Our group chattered away, eating the delicious brekkie. Our cameras clicked madly trying to capture this awesome event and this new perspective of the bridge which looks so different from underneath, even if you’ve done the Bridge Climb.

As if these memories weren’t enough, the lovely volunteers get into action again—this time distributing Breakfast on the Bridge 2009 souvenirs! It was our very own piece of history to take home. For now though, we put on the caps and badges. The helicopters fly around, and the crowds rise in undulating waves. This is the moment—a moment in Sydney’s history, where many of her residents—across age, religion and race—came together to regale in her beauty.

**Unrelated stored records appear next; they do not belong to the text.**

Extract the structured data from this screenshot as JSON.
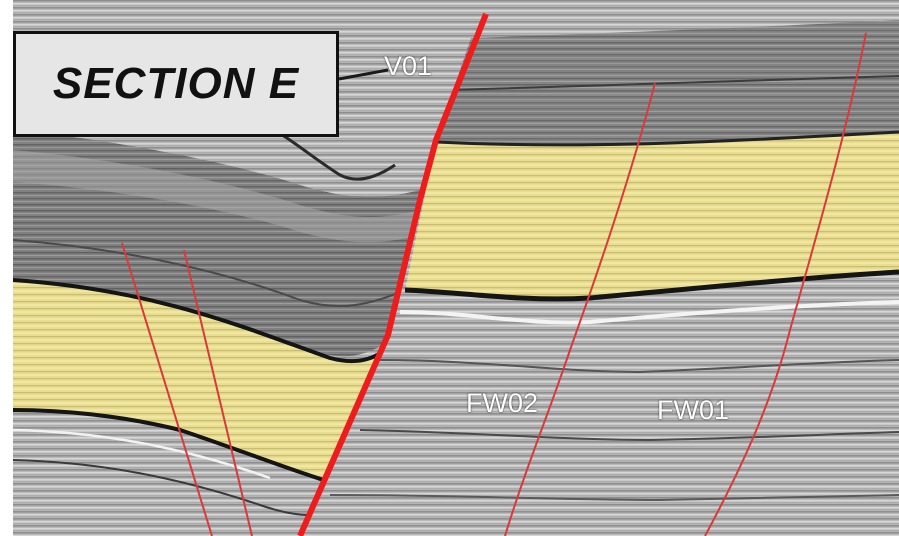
{
  "section": {
    "title": "SECTION E"
  },
  "faults": {
    "v01": {
      "label": "V01",
      "color": "#ee1c1c"
    },
    "fw02": {
      "label": "FW02",
      "color": "#d83a3a"
    },
    "fw01": {
      "label": "FW01",
      "color": "#d83a3a"
    },
    "unlabeled_minor_faults": 2
  },
  "colors": {
    "seismic_background": "#b8b8b8",
    "dark_interval": "#7c7c7c",
    "highlighted_interval": "#e8dc8c",
    "key_horizon": "#111111",
    "main_fault": "#ee1c1c",
    "minor_fault": "#d83a3a"
  }
}
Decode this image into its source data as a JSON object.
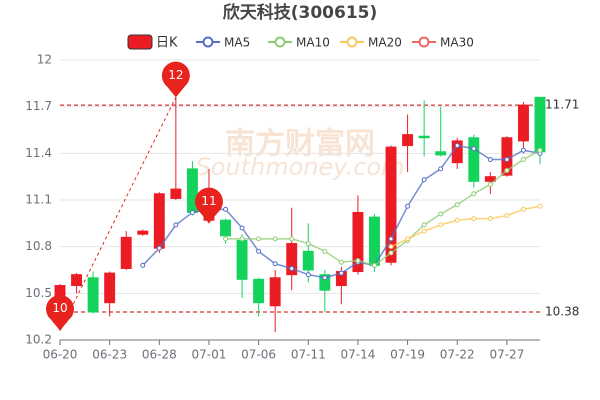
{
  "chart_data": {
    "type": "candlestick",
    "title": "欣天科技(300615)",
    "watermark": [
      "南方财富网",
      "Southmoney.com"
    ],
    "categories": [
      "06-20",
      null,
      null,
      "06-23",
      null,
      null,
      "06-28",
      null,
      null,
      "07-01",
      null,
      null,
      "07-06",
      null,
      null,
      "07-11",
      null,
      null,
      "07-14",
      null,
      null,
      "07-19",
      null,
      null,
      "07-22",
      null,
      null,
      "07-27",
      null,
      null
    ],
    "candles": {
      "name": "日K",
      "up_color": "#ec1c24",
      "down_color": "#14d35c",
      "open": [
        10.45,
        10.55,
        10.6,
        10.44,
        10.66,
        10.88,
        10.79,
        11.11,
        11.3,
        10.97,
        10.97,
        10.84,
        10.59,
        10.42,
        10.62,
        10.77,
        10.62,
        10.55,
        10.64,
        10.99,
        10.7,
        11.45,
        11.51,
        11.41,
        11.34,
        11.5,
        11.22,
        11.26,
        11.48,
        11.76
      ],
      "close": [
        10.55,
        10.62,
        10.38,
        10.63,
        10.86,
        10.9,
        11.14,
        11.17,
        11.02,
        11.05,
        10.87,
        10.59,
        10.44,
        10.6,
        10.82,
        10.65,
        10.52,
        10.64,
        11.02,
        10.68,
        11.44,
        11.52,
        11.5,
        11.39,
        11.48,
        11.22,
        11.25,
        11.5,
        11.71,
        11.41
      ],
      "high": [
        10.56,
        10.63,
        10.64,
        10.64,
        10.9,
        10.91,
        11.15,
        11.76,
        11.35,
        11.3,
        10.98,
        10.88,
        10.6,
        10.65,
        11.05,
        10.95,
        10.65,
        10.67,
        11.13,
        11.01,
        11.45,
        11.65,
        11.74,
        11.7,
        11.5,
        11.52,
        11.28,
        11.51,
        11.73,
        11.76
      ],
      "low": [
        10.26,
        10.5,
        10.37,
        10.35,
        10.65,
        10.87,
        10.76,
        11.1,
        11.0,
        10.95,
        10.82,
        10.47,
        10.35,
        10.25,
        10.52,
        10.57,
        10.38,
        10.43,
        10.62,
        10.64,
        10.68,
        11.28,
        11.38,
        11.38,
        11.3,
        11.18,
        11.14,
        11.25,
        11.4,
        11.33
      ]
    },
    "series": [
      {
        "name": "MA5",
        "color": "#5470c6",
        "values": [
          null,
          null,
          null,
          null,
          null,
          10.68,
          10.79,
          10.94,
          11.02,
          11.04,
          11.04,
          10.92,
          10.77,
          10.69,
          10.66,
          10.62,
          10.6,
          10.63,
          10.7,
          10.68,
          10.85,
          11.06,
          11.23,
          11.3,
          11.45,
          11.43,
          11.36,
          11.36,
          11.42,
          11.4
        ]
      },
      {
        "name": "MA10",
        "color": "#91cc75",
        "values": [
          null,
          null,
          null,
          null,
          null,
          null,
          null,
          null,
          null,
          null,
          10.85,
          10.85,
          10.85,
          10.85,
          10.85,
          10.82,
          10.77,
          10.7,
          10.71,
          10.68,
          10.76,
          10.84,
          10.94,
          11.01,
          11.07,
          11.14,
          11.2,
          11.29,
          11.36,
          11.42
        ]
      },
      {
        "name": "MA20",
        "color": "#fac858",
        "values": [
          null,
          null,
          null,
          null,
          null,
          null,
          null,
          null,
          null,
          null,
          null,
          null,
          null,
          null,
          null,
          null,
          null,
          null,
          null,
          null,
          10.8,
          10.85,
          10.9,
          10.94,
          10.97,
          10.98,
          10.98,
          11.0,
          11.04,
          11.06
        ]
      },
      {
        "name": "MA30",
        "color": "#ee6666",
        "values": [
          null,
          null,
          null,
          null,
          null,
          null,
          null,
          null,
          null,
          null,
          null,
          null,
          null,
          null,
          null,
          null,
          null,
          null,
          null,
          null,
          null,
          null,
          null,
          null,
          null,
          null,
          null,
          null,
          null,
          null
        ]
      }
    ],
    "annotations": [
      "10",
      "12",
      "11"
    ],
    "hlines": [
      11.71,
      10.38
    ],
    "ylim": [
      10.2,
      12
    ],
    "yticks": [
      10.2,
      10.5,
      10.8,
      11.1,
      11.4,
      11.7,
      12
    ],
    "grid": true
  }
}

After all the excitement, comes the moment of silent contemplation. The sun shines brightly and the clouds have parted, and the true majesty of this imposing piece of architecture dawns on me. In the midst of this crowd of 6000+, for a moment I was alone with the bridge—she spoke to me, her massive iron arms seemed to extend in a gesture of friendship. Thus far, I had been a stranger in a strange land. Today, I know her a little better, and perhaps she knows me a little too.

Breakfast on the Bridge was a highlight event as part of the month-long festival Crave Sydney 2009 and will be back next year.